2. Tisbury Great Pond is a large enough body of water that different conditions prevail in different parts of it. One's perspective on the various factors is generally influenced by the location of one's property. As long as I can remember, there's been a high-pond faction and a low-pond faction: the former wants the pond to get to a certain height before it's opened, because high-pond openings tend to be more successful (i.e., they stay open long enough to accomplish the tidal exchange) than lower-pond openings. The low-pond faction pushes for openings at levels that aren't really low, but are lower than high. Often the factors that incline one toward the low- or high-pond camp have less to do with the health of the pond (everyone is for that) than with practical considerations, e.g., at high water you've got saltwater intrusion in your well, so you want the pond opened while you can still drink your well water.

At the moment the big high/low-pond issue is erosion. Erosion is worst on the eastern side of the pond. Erosion in itself doesn't affect the health of the pond -- but it has a disproportionate effect on the properties of a few riparian owners. You see where I'm going with this? Everyone has the same overall goal, but their ideas about how best to achieve that goal are strongly influenced by their particular circumstances. To make it even more interesting, one of the three sewers -- the ones who decide when the pond should be opened -- owns land that is being adversely affected by erosion. It's not hard to understand why it took us more than an hour to come up with a motion that encouraged the sewers to take erosion into account when deciding when to open the pond. The encourage part was important: the erosion-affected people wanted a word like direct. (I argued for encourage or recommend, saying that I didn't think we as an organization should be micromanaging the sewers, whom we had elected to collect the data and make the decision. The really unusual, and encouraging, thing was that the youngest sewer called me at home later to thank me for speaking out.)
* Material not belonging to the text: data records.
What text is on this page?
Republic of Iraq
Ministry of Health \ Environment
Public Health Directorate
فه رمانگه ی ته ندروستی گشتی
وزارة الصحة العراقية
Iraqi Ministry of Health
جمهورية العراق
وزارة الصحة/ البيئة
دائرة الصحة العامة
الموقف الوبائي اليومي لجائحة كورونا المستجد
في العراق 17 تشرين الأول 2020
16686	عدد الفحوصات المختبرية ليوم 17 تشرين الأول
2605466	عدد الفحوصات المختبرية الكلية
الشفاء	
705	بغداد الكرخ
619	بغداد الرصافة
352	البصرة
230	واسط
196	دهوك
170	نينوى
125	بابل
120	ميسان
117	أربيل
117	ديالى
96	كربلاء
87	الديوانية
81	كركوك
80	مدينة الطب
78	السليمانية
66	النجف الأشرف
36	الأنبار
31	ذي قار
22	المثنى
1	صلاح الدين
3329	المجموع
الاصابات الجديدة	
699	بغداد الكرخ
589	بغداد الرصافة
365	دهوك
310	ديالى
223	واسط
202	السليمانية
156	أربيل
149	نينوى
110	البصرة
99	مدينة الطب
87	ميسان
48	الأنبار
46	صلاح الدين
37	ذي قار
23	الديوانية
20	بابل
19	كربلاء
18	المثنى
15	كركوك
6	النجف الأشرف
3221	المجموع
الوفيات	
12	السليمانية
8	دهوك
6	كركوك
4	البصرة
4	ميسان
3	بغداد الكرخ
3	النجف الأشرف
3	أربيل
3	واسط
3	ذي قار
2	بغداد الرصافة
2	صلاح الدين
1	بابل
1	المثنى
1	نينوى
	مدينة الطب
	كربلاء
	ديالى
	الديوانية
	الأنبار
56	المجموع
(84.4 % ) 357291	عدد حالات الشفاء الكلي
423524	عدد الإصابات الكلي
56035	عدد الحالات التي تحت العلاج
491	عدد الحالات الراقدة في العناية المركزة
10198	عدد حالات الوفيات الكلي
So how does this wrangling over pond openings on Tisbury Great Pond make me a better world citizen? I won't deny that the discussion was often tedious, or that there were some people I wanted to either throttle or tell to shut up, and I can't claim that the motion I spoke for is going to save the world, or even the pond. But it did remind me that situations that look cut-and-dried to outsiders can be complicated and contentious when you're in the middle of them, and that the skills you develop and exercise in working this stuff out are vital. Chunk the big picture down small enough and you'll find a way to have an effect on it, and when you think about millions of other people doing their bit in their own very small pictures, you might even dare to believe that we're not washing ourselves out to sea.